Wednesday 16 September 2015

#17. Guardians

Guardians by Peter Morris
Premiere: Pleasance Cavern, Edinburgh Fringe (August 2005)
Published by Oberon Modern Plays

Peter Morris' Guardians was another recommendation that particularly interested me as I enjoyed The Age of Consent, another of Morris' plays. Guardians won a Fringe First award in 2005, before transferring to London and New York. 

Guardians is storytelling at its purest and simplest and yet it is a deeply complex piece. Morris interweaves two vibrant monologues from characters that on first glance couldn't seem more disparate but, as the play proves, are intricately connected even though they don't know it. 'English Boy' is a blood-thirsty Fleet Street hack of a journalist, violently ambitious, armed with an acerbic wit and all the confidence of someone born of the Oxbridge elite. 'American Girl' is a plain woman from the rural poverty of West Virginia, dressed in the uniform of an American military prisoner.
Morris' characters articulate, ultimately, that everything is either fucking or getting fucked. For them, everything can be reduced down to this primal terminology.
It is an intricate character study of both, exploring how people are products of their upbringings and surroundings. Linking the two is the snapshots from Abu Ghraib, depicting atrocities committed in Iraq 'in the name of freedom'. Similar photos emerge in the tabloids of British soldiers abusing an Iraqi prisoner, which turn out to be fakes. Somewhere beneath the spin and the lies and the official secrets lies some kind of truth. It is not an apology, but a reflection on the cause.

Katherine Moennig as the American Girl in
New York's Culture Project production
The Abu Ghraib scandal was deeply disturbing and further fueled public anger against a disastrous war started under false pretences. This play is an uncompromising response, enabling some understanding of a seemingly incomprehensible series of events. It is scathing of the systems and people that are 'behind the camera', puppeteering events from a safe distance, preferring to get other people's hands dirty than their own. Morris particularly has in his sights Tony Blair and his supporters, and George Bush. He holds them, and the systems they represent and cultures they foster, responsible for what happened at Abu Ghraib and in conflict zones across the world throughout decades of warfare.

Morris' characters articulate, ultimately, that everything is either fucking or getting fucked. For them, everything can be reduced down to this fundamental, primal terminology. For the American soldier caught up in the scandal and used as a scapegoat, she has been getting fucked physically and metaphorically by those in authority for her whole life. For the English journalist, he'd rather be fucking than being fucked, and screw those caught in the crosshairs. This is these people's understanding of power, control and manipulation, and the misuse of it. The argument seems more fully formed in the case of the naive girl soldier, and her justification seems to stand closer inspection than that of the journalist. Perhaps this is down to the fact that she is based quite closely on the true to life Private Lynndie England, pictured in the photos abusing Iraqi soldiers, whereas the English Boy is more of an invention.

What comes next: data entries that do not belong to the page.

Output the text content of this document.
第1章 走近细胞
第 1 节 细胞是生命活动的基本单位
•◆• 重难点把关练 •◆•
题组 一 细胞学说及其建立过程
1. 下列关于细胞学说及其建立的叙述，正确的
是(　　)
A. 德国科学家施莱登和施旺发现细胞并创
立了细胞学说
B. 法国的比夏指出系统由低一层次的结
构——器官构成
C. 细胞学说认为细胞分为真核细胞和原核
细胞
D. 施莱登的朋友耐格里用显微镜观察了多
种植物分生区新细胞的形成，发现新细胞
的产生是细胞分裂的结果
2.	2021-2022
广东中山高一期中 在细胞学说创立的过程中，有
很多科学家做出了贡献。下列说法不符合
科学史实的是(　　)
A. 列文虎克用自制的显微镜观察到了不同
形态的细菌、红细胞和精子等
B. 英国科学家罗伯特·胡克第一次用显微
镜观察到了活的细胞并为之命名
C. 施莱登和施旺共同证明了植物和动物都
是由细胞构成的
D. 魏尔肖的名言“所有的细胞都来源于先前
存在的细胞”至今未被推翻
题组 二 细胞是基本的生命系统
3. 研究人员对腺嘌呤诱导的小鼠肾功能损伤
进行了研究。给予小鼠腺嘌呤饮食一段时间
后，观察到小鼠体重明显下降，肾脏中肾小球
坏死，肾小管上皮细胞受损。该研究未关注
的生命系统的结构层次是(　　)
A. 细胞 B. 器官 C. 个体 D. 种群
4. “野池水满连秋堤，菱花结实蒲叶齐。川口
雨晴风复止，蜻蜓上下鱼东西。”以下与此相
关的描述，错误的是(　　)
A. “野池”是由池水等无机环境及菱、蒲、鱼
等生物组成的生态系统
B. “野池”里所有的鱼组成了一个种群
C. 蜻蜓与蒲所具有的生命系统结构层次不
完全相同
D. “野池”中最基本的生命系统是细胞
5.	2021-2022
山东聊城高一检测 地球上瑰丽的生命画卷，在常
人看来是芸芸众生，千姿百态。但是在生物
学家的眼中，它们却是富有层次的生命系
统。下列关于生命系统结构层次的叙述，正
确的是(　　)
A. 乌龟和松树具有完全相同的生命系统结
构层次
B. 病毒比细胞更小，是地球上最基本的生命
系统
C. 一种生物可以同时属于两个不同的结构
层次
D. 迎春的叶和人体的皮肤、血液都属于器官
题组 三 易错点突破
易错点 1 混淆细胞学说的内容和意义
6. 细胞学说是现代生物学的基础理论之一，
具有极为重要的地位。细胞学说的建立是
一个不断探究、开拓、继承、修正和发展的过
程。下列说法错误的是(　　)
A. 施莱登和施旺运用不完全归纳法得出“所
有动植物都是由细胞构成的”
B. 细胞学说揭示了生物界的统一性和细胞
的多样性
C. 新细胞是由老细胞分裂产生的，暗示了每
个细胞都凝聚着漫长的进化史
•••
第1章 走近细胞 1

It is a convincing, well-argued perspective that is scathing of Western political powers in all the right ways, without demonising the characters for what they do. The monologues are appropriately conversational and play with the contradictory urges of confessional versus self-awareness. It is at times shocking and at times surprisingly tender. Morris has found a fresh, perceptive angle to the discussion surrounding the Iraq war; unsurprisingly, it still feels urgent and timely and could be about any conflict currently being fought by western powers. 

That said, something about it feels unfinished; it comes to a very abrupt end in mid-flight. Of course, it was written for an Edinburgh Fringe slot and the time restrictions that entails, but it feels like Morris has much more left to say. This is testament, I suppose, to how gripping his characters and their stories are that you feel as though they could easily talk for twice as long. At the same time, there is strength in how succinct it is. It is not easy stuff necessarily to digest, and Morris chooses to focus on the humanity within the story and suggests the wide reaching political resonance.

Perhaps, then, Morris' Guardians is a delectable, well-crafted starter rather than a three-course meal; it certainly leaves you wanting more. This little firecracker of a play is sure to spark debate.